L’intervento del fondo Atlante, strumento creato ad hoc per intervenire con nuove risorse finanziarie per stabilizzare banche in difficoltà (anche se in realtà la sua mission doveva comprendere anche una nuova gestione del mercato degli npl) è servito solamente a rimandare l’appuntamento con la realtà; le due banche, per potersi considerare fuori pericolo e poter procedere alla fusione, che sembra l’unica via possibile per affrontare i problemi di redditività che attanagliano Veneto Banca e Bpvi (problemi in realtà comuni a tutto il sistema creditizio italiano se non mondiale), devono passare per il giudizio della Dgcomp (organo della commissione europea delegato al controllo degli aiuti di Stato, a certe condizioni vietati nel territorio Ue) e della Bce, per poter accedere alla ricapitalizzazione precauzionale, cioè all’intervento dello Stato.

L’intervento pubblico da 4,7 miliardi, finanziato dal fondo da 20 miliardi costituito dal governo lo scorso gennaio, non ha passato il vaglio dell’Unione Europea; viene richiesta una riduzione dell’intervento pubblico pari ad un miliardo, che dovrà necessariamente provenire da investitori privati. Banca Intesa, uno dei finanziatori principali del fondo Atlante, ha già fatto sapere tramite le parole del Ceo Messina, che i privati hanno già perso abbastanza soldi nell’operazione e non sono disposti ad intervenire nuovamente con un ulteriore iniezione di liquidità. La strada per il governo ed il management delle due banche appare stretta, in quanto sarà necessario reperire un miliardo di euro necessariamente non finanziato dalle casse dello Stato.

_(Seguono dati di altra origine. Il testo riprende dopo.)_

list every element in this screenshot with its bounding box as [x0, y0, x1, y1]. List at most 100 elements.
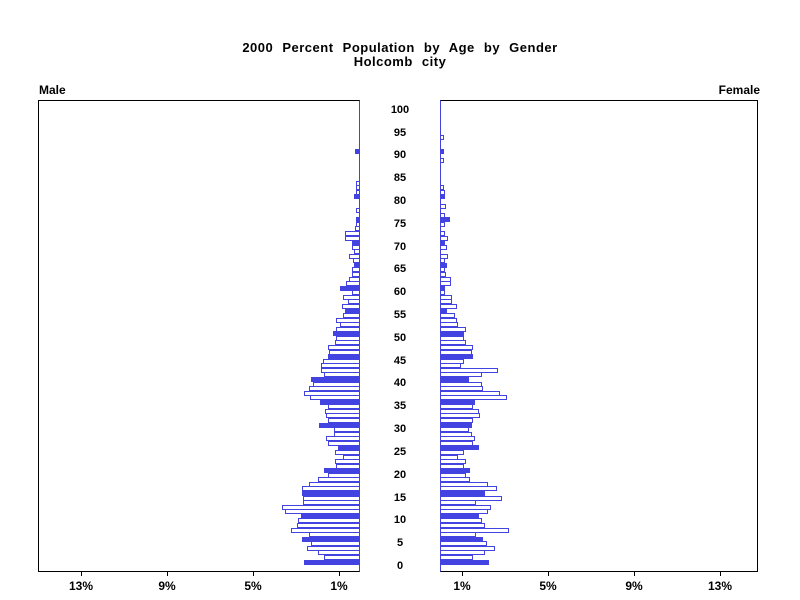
- age-tick-label-5: 5: [396, 537, 404, 549]
- male-bar-age-69: [352, 245, 360, 250]
- male-xtick-label-13%: 13%: [68, 579, 94, 593]
- male-bar-age-74: [356, 222, 360, 227]
- male-bar-age-67: [349, 254, 360, 259]
- male-bar-age-26: [328, 441, 360, 446]
- female-bar-age-72: [440, 231, 445, 236]
- female-bar-age-35: [440, 400, 475, 405]
- female-xtick-13%: [720, 572, 721, 576]
- male-bar-age-5: [302, 537, 360, 542]
- female-bar-age-37: [440, 391, 500, 396]
- female-bar-age-53: [440, 318, 457, 323]
- female-bar-age-8: [440, 523, 485, 528]
- male-xtick-label-5%: 5%: [244, 579, 262, 593]
- male-bar-age-35: [320, 400, 360, 405]
- female-bar-age-31: [440, 418, 473, 423]
- female-bar-age-1: [440, 555, 473, 560]
- age-tick-label-45: 45: [393, 355, 407, 367]
- male-bar-age-71: [345, 236, 360, 241]
- female-bar-age-14: [440, 496, 502, 501]
- female-bar-age-49: [440, 336, 464, 341]
- female-bar-age-62: [440, 277, 451, 282]
- male-xtick-label-1%: 1%: [330, 579, 348, 593]
- female-bar-age-19: [440, 473, 466, 478]
- female-bar-age-40: [440, 377, 469, 382]
- male-bar-age-81: [356, 190, 360, 195]
- female-bar-age-30: [440, 423, 472, 428]
- male-xtick-label-9%: 9%: [158, 579, 176, 593]
- female-bar-age-90: [440, 149, 444, 154]
- male-bar-age-33: [325, 409, 360, 414]
- male-plot-area: [38, 100, 360, 572]
- female-bar-age-44: [440, 359, 464, 364]
- female-bar-age-24: [440, 450, 464, 455]
- male-bar-age-12: [282, 505, 360, 510]
- male-bar-age-0: [304, 560, 360, 565]
- age-tick-label-100: 100: [390, 104, 410, 116]
- age-tick-label-10: 10: [393, 514, 407, 526]
- female-bar-age-55: [440, 309, 447, 314]
- female-bar-age-51: [440, 327, 466, 332]
- age-tick-label-0: 0: [396, 560, 404, 572]
- female-bar-age-23: [440, 455, 458, 460]
- age-tick-label-90: 90: [393, 149, 407, 161]
- male-bar-age-83: [356, 181, 360, 186]
- female-bar-age-42: [440, 368, 498, 373]
- male-xtick-1%: [339, 572, 340, 576]
- male-bar-age-10: [301, 514, 360, 519]
- female-bar-age-82: [440, 185, 444, 190]
- female-xtick-1%: [462, 572, 463, 576]
- male-bar-age-23: [343, 455, 360, 460]
- age-tick-label-55: 55: [393, 309, 407, 321]
- female-bar-age-93: [440, 135, 444, 140]
- female-xtick-5%: [548, 572, 549, 576]
- female-bar-age-56: [440, 304, 457, 309]
- male-bar-age-58: [343, 295, 360, 300]
- female-bar-age-76: [440, 213, 445, 218]
- female-bar-age-78: [440, 204, 446, 209]
- male-bar-age-90: [355, 149, 360, 154]
- age-tick-label-70: 70: [393, 241, 407, 253]
- female-bar-age-5: [440, 537, 483, 542]
- female-bar-age-12: [440, 505, 491, 510]
- age-tick-label-40: 40: [393, 377, 407, 389]
- age-tick-label-35: 35: [393, 400, 407, 412]
- age-tick-label-60: 60: [393, 286, 407, 298]
- female-xtick-label-1%: 1%: [453, 579, 471, 593]
- age-tick-label-80: 80: [393, 195, 407, 207]
- male-bar-age-62: [349, 277, 360, 282]
- female-plot-area: [440, 100, 758, 572]
- female-bar-age-26: [440, 441, 473, 446]
- chart-title-line2: Holcomb city: [353, 54, 447, 69]
- female-bar-age-81: [440, 190, 445, 195]
- female-bar-age-46: [440, 350, 472, 355]
- female-panel-label: Female: [718, 83, 760, 97]
- female-xtick-9%: [634, 572, 635, 576]
- male-bar-age-65: [354, 263, 360, 268]
- female-bar-age-74: [440, 222, 445, 227]
- age-tick-label-30: 30: [393, 423, 407, 435]
- female-xtick-label-13%: 13%: [707, 579, 733, 593]
- age-tick-label-20: 20: [393, 469, 407, 481]
- male-bar-age-72: [345, 231, 360, 236]
- male-bar-age-55: [345, 309, 360, 314]
- age-tick-label-25: 25: [393, 446, 407, 458]
- age-tick-label-85: 85: [393, 172, 407, 184]
- male-bar-age-75: [356, 217, 360, 222]
- male-bar-age-21: [336, 464, 360, 469]
- male-bar-age-53: [336, 318, 360, 323]
- female-xtick-label-5%: 5%: [539, 579, 557, 593]
- female-bar-age-28: [440, 432, 472, 437]
- female-bar-age-15: [440, 491, 485, 496]
- female-bar-age-0: [440, 560, 489, 565]
- male-bar-age-63: [352, 272, 360, 277]
- chart-title: 2000 Percent Population by Age by Gender…: [0, 41, 800, 69]
- female-bar-age-75: [440, 217, 450, 222]
- age-tick-label-15: 15: [393, 492, 407, 504]
- female-bar-age-60: [440, 286, 445, 291]
- female-bar-age-63: [440, 272, 446, 277]
- male-panel-label: Male: [39, 83, 66, 97]
- age-tick-label-95: 95: [393, 127, 407, 139]
- female-bar-age-33: [440, 409, 479, 414]
- male-bar-age-24: [335, 450, 360, 455]
- male-bar-age-77: [356, 208, 360, 213]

Ma perchè la DgComp ha richiesto delle modifiche al piano di salvataggio? La direttiva Brrd definisce le regole da seguire nel salvataggio di un istituto bancario. La norma prevede la possibilità di un intervento pubblico come opzione di ultima istanza, subordinata ad una serie di fattori, perchè la logica alla base della normativa è che il denaro dei contribuenti non deve essere usato per salvare banche in difficoltà. In particolare, l’intervento pubblico può essere implementato a condizione che gli azionisti e gli obbligazionisti subordinati (o comunque gli obbligazionisti progressivamente secondo il loro livello di seniority) debbano condividere l’onere (burden sharing) ovvero debbano subire delle perdite e quindi compartecipare all’operazione di salvataggio. Ma non basta. Nonostante il burden sharing, l’intervento pubblico deve comunque avere un carattere temporaneo e può essere realizzato solo se l’istituto in questione presenta caratteri di solvibilità e abbia una prospettiva di sviluppo reddituale nel tempo. Inoltre, l’intervento pubblico non può coprire perdite pregresse della banca, che devono appunto essere in capo a privati; la funzione dell’aiuto di Stato deve essere in un’ottica di stabilizzazione dell’ente, quindi può essere definito esclusivamente dopo la copertura delle perdite antecedenti.

Per questo motivo la Commissione ha respinto la bozza di piano presentata dal governo: l’onere non è stato realmente condiviso e la banca dovrà trovare ulteriori risorse aggiuntive, che non potranno provenire dalle casse dello Stato. Il rischio bail-in (prospettiva nella quale azionisti e obbligazionisti perdono i soldi investiti per partecipare al salvataggio dell’istituto) sembra possibile, nonostante la smentita del ministro Padoan che ha negato questa opzione. La situazione sarà di grande attualità nei prossimi mesi. Sicuramente, il bubbone veneto è pronto ad esplodere da anni, e troppi soggetti, dai regolatori ad alcuni esponenti dei vari governi, hanno grosse responsabilità, anche se leggendo i commenti in giro sembra che la colpa del fallimento sia in capo all’Unione europea e alle sue regole, votate dagli stessi Stati che ora le contestano.